Wall St inches more meta income as GDP cuts shortfall

Wall Street rose higher on Thursday as strong earnings from the meta platform removed battered technology and growth stocks and eased concerns around a contraction in US economic growth in the first quarter.

Facebook-Parent grew 12.4% after reporting higher-than-expected gains and the social-networking site outpacing user growth.

Seven of the 11 key S&P 500 sectors advanced in early trading, with technology and communications services leading the way.

Apple Inc. and e-commerce giant Amazon.com Inc., the world’s most valuable company, posted gains of 1.9% and 2.1%, respectively, from their earnings later in the day.

“The general thesis has been pretty good with earnings so far,” said Jack Janasiewicz, portfolio strategist at Natixis Investment Managers.

“But until you get more clarity on how inflation is playing out over the next few quarters, and what the Fed’s response is going to be, the earnings we’ve seen will probably help keep the market range in check.” Will do.”

A report from the US Department of Commerce shows that GDP fell at a 1.4% annual rate last quarter after rising 6.9% in the fourth quarter. Economists polled by Reuters had forecast the economy to grow at 1.1%.

The decline in production reflects a widening trade deficit and moderate pace of inventory accumulation. While the headline figures may raise noise about stagflation and slowdown for some quarters, it is not a true reflection of the economy.

The Ukraine war, China’s COVID lockdown and rising inflation weighed on the outlook for the global economy, leaving markets volatile in April.

The tech-heavy Nasdaq is poised for its worst monthly performance in years as investors dumped high-growth stocks on fears that rising interest rates would threaten future earnings and Netflix Inc posted a shocking subscriber loss. Did.

At 10:14 am, the Dow Jones Industrial Average was up 91.62 points, or 0.28%, at 33,393.55, the S&P 500 was up 23.91 points, or 0.57%, at 4,207.87 and the Nasdaq Composite was up 65.03 points, or 0.52. %, at 12,553.96.

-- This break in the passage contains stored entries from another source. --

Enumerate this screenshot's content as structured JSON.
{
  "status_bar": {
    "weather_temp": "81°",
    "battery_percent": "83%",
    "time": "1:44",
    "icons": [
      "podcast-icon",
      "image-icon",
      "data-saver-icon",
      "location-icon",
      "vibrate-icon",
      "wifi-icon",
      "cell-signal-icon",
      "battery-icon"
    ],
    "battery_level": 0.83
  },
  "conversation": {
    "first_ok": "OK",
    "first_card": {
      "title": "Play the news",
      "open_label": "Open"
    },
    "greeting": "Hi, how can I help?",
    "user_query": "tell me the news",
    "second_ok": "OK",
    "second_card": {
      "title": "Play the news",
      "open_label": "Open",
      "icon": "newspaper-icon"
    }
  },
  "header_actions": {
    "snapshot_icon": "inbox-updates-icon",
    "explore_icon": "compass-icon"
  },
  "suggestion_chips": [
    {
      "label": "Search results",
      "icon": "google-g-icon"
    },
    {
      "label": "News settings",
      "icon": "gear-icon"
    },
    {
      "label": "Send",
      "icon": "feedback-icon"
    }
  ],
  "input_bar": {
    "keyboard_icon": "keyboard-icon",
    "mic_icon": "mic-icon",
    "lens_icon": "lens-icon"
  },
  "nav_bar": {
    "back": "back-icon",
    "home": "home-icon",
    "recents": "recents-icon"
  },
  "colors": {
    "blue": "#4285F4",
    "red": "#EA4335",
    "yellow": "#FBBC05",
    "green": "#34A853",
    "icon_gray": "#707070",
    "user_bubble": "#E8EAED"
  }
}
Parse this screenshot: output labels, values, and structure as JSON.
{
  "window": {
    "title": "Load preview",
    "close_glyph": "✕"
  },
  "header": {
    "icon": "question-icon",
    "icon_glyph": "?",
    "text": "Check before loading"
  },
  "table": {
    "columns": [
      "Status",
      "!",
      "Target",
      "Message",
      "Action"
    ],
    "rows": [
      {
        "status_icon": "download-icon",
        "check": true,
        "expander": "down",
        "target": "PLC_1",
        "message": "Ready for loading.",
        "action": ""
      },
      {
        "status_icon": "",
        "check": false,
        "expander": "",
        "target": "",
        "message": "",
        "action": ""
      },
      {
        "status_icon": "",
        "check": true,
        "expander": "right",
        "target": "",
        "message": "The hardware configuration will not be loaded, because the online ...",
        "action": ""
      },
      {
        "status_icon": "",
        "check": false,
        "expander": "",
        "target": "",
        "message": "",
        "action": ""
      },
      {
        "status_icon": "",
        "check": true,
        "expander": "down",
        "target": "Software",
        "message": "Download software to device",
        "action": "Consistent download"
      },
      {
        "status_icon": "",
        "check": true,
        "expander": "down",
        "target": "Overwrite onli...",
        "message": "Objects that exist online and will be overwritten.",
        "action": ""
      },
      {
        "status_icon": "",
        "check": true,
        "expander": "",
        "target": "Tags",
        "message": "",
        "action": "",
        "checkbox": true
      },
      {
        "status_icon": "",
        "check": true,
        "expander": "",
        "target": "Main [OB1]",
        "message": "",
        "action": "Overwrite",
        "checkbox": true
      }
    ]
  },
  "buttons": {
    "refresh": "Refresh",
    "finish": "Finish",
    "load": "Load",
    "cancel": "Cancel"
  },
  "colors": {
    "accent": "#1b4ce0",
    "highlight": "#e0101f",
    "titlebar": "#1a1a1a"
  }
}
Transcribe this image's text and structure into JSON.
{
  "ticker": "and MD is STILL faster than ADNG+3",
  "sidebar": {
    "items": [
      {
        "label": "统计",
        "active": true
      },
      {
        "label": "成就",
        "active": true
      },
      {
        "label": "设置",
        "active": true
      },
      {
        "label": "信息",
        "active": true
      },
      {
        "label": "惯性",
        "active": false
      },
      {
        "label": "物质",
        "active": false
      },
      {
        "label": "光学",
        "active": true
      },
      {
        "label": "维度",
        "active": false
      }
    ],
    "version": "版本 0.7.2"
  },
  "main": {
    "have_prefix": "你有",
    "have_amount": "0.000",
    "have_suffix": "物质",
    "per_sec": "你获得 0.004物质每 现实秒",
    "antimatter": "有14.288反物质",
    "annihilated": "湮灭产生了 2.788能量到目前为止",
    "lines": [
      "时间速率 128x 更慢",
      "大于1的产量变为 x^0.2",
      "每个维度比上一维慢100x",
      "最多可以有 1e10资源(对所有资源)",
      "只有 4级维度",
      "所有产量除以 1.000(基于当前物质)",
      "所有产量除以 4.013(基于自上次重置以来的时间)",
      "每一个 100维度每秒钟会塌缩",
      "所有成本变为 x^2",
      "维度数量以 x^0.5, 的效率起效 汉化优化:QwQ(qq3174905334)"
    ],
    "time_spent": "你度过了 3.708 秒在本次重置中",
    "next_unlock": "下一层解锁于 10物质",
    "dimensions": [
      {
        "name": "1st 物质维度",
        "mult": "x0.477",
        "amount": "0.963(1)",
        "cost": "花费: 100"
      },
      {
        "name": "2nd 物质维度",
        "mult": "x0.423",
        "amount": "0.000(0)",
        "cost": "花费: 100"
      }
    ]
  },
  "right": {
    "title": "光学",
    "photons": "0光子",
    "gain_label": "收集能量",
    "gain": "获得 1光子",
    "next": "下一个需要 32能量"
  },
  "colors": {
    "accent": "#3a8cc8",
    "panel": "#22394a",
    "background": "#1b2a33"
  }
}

Twitter Inc., which has agreed to a $44 billion sale to Elon Musk, fell 0.4% as the ongoing war in Ukraine slashed total revenue and ad sales below analyst estimates.

Overall, first-quarter earnings have been better than expected, with nearly 80% of the 176 companies in the S&P 500 reporting results through Thursday, beating Wall Street’s expectations. Typically, only 66% of companies surpassed the estimates.

Qualcomm Inc jumped 5% following the chipmaker’s forecast of third-quarter revenue above analyst expectations. Piers Nvidia Corp and Advanced Micro Devices Inc rose more than 1% each.

Caterpillar Inc. slipped 4.8% as it indicated that profit margins in the current quarter were likely to be pressured by rising costs, while Amgen Inc. fell 5.4% after the drugmaker said the US Internal Revenue Service would expect an additional tax of $5.1 billion. is demanding.

The number of issues declined outweighs the advisors to 1.11-to-1 ratio on the NYSE. The decline issues in the number of advances to a 1.34-to-1 ratio on the Nasdaq.

The S&P index recorded a new 52-week high and 23 new lows, while the Nasdaq recorded 18 new highs and 372 new lows.

This story has been published without modification in text from a wire agency feed.